The Makanda Project, made up of thirteen musicians — “five saxophones, two trumpets, three trombones, and piano, bass and drums” — was established in 2005 with arrangements of McIntyre’s music made by Kordalewski.
“We are part of the community,” Kordalewski says. “And this time, we’re really excited about working with Askia and Ricky.”
Ricky is the great jazz saxophonist Ricky Ford, originally from Boston and now based in Paris. Ford, who has recorded with the likes of Mal Waldron, Ran Blake, Charles Mingus and Abdullah Ibrahim, among others, will lend both tradition and innovation to the evening.
Adding to the mix is Askia Touré, the inimitable and renowned poet who made his name through his art and social activism. A progenitor of the Black Arts Movement of the 1960s and schooled in the poetry of legendary Harlem poet Langston Hughes, Touré has made Boston his home since the 1990s.
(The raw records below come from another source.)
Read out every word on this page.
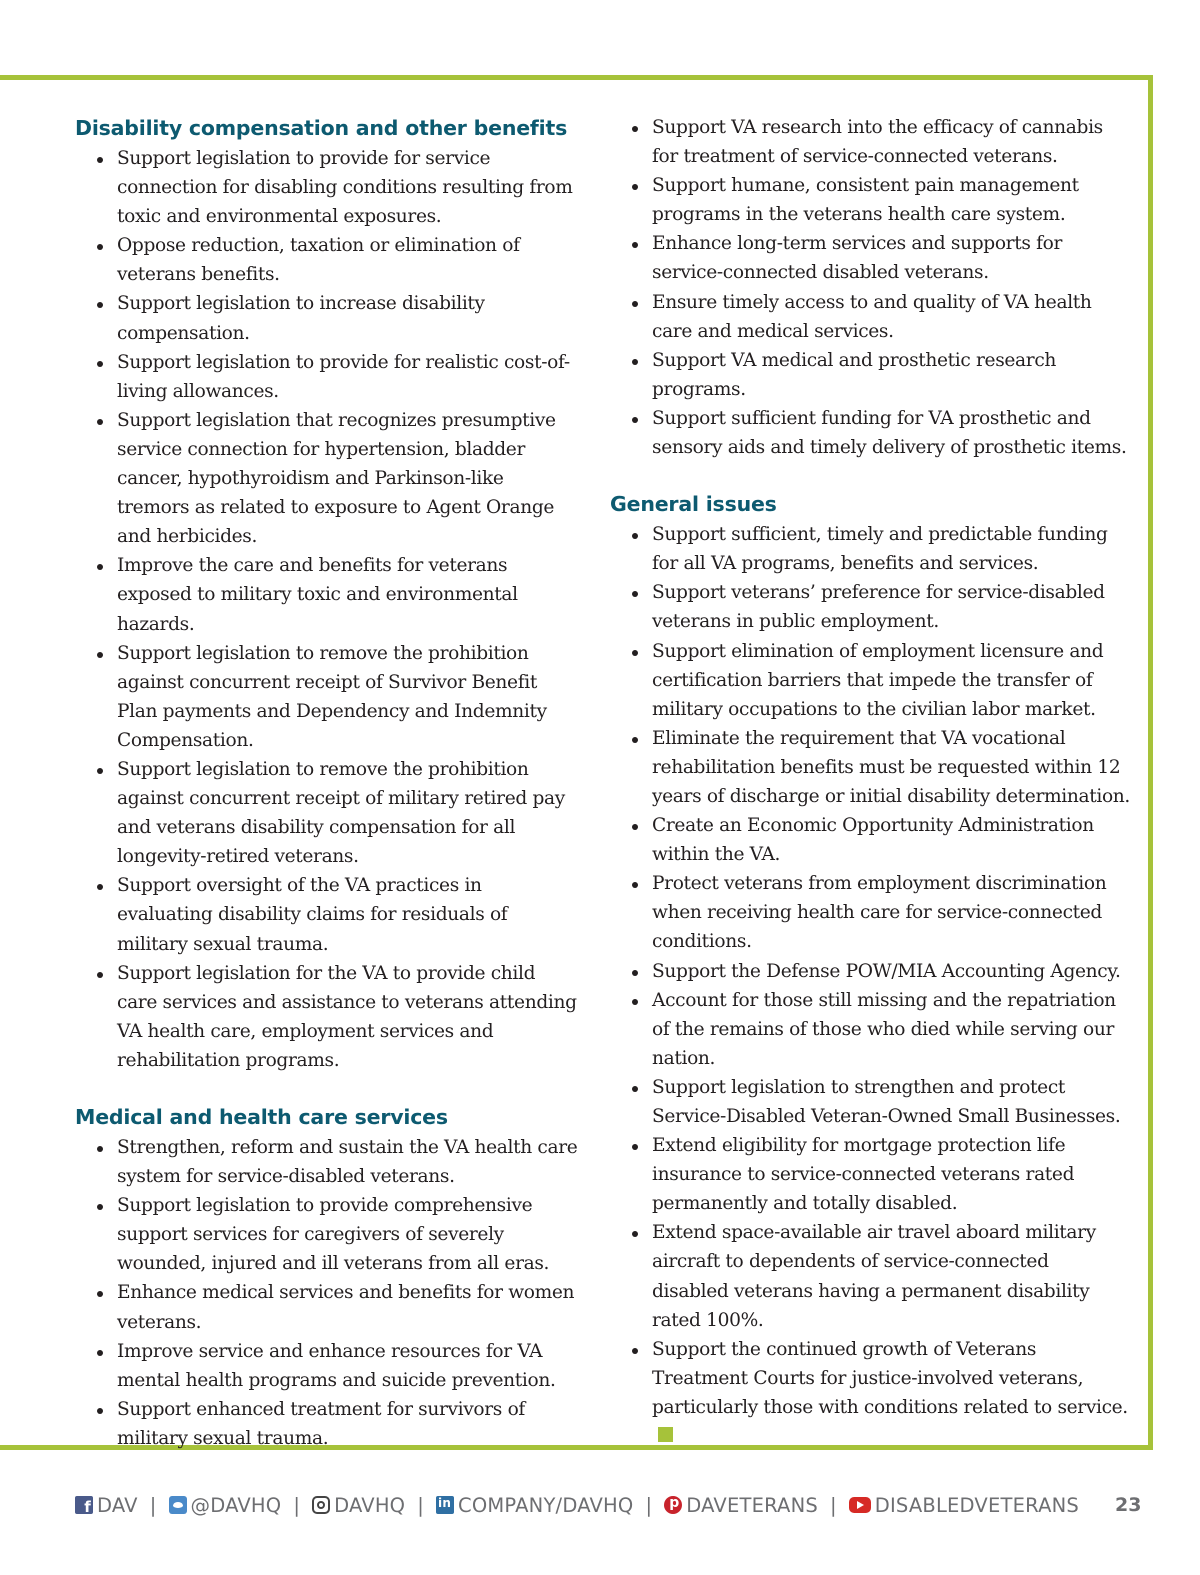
Disability compensation and other benefits
Support legislation to provide for service connection for disabling conditions resulting from toxic and environmental exposures.
Oppose reduction, taxation or elimination of veterans benefits.
Support legislation to increase disability compensation.
Support legislation to provide for realistic cost-of-living allowances.
Support legislation that recognizes presumptive service connection for hypertension, bladder cancer, hypothyroidism and Parkinson-like tremors as related to exposure to Agent Orange and herbicides.
Improve the care and benefits for veterans exposed to military toxic and environmental hazards.
Support legislation to remove the prohibition against concurrent receipt of Survivor Benefit Plan payments and Dependency and Indemnity Compensation.
Support legislation to remove the prohibition against concurrent receipt of military retired pay and veterans disability compensation for all longevity-retired veterans.
Support oversight of the VA practices in evaluating disability claims for residuals of military sexual trauma.
Support legislation for the VA to provide child care services and assistance to veterans attending VA health care, employment services and rehabilitation programs.
Medical and health care services
Strengthen, reform and sustain the VA health care system for service-disabled veterans.
Support legislation to provide comprehensive support services for caregivers of severely wounded, injured and ill veterans from all eras.
Enhance medical services and benefits for women veterans.
Improve service and enhance resources for VA mental health programs and suicide prevention.
Support enhanced treatment for survivors of military sexual trauma.
Support VA research into the efficacy of cannabis for treatment of service-connected veterans.
Support humane, consistent pain management programs in the veterans health care system.
Enhance long-term services and supports for service-connected disabled veterans.
Ensure timely access to and quality of VA health care and medical services.
Support VA medical and prosthetic research programs.
Support sufficient funding for VA prosthetic and sensory aids and timely delivery of prosthetic items.
General issues
Support sufficient, timely and predictable funding for all VA programs, benefits and services.
Support veterans’ preference for service-disabled veterans in public employment.
Support elimination of employment licensure and certification barriers that impede the transfer of military occupations to the civilian labor market.
Eliminate the requirement that VA vocational rehabilitation benefits must be requested within 12 years of discharge or initial disability determination.
Create an Economic Opportunity Administration within the VA.
Protect veterans from employment discrimination when receiving health care for service-connected conditions.
Support the Defense POW/MIA Accounting Agency.
Account for those still missing and the repatriation of the remains of those who died while serving our nation.
Support legislation to strengthen and protect Service-Disabled Veteran-Owned Small Businesses.
Extend eligibility for mortgage protection life insurance to service-connected veterans rated permanently and totally disabled.
Extend space-available air travel aboard military aircraft to dependents of service-connected disabled veterans having a permanent disability rated 100%.
Support the continued growth of Veterans Treatment Courts for justice-involved veterans, particularly those with conditions related to service.
f
DAV | @DAVHQ | DAVHQ | in COMPANY/DAVHQ | p DAVETERANS | DISABLEDVETERANS 23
“I’m going to weave the poetry together with the music,” he tells the Banner. “You know, the Beat poets and hippies are associated with that approach, but it really started in Harlem with Mr. Hughes and other writers.”
Touré views poetry as a substantive part of social activism, and a form that in subtle ways joins forces with other art forms that have comparable meaning, such as jazz.
“The poetry and music strengthen ties and roots in the community,” Touré says. “It’s a way to reach young people as well. For example, Mr. Hughes was a living role model when I was a young writer, and was a people’s poet, and these people’s poets can be seen as early version of those today who are called rappers.”
Touré describes having met Afeni Shakur and her son Tupac Shakur, and the relationship they both had to political activism and poetry.
“Tupac was very charismatic and warm,” Touré says. “He would listen. And just as we felt that Mr. Hughes was an uncle to those of us coming up in the Black Arts movement, we felt like an uncle to him.”
The March 14 event is free and open to all.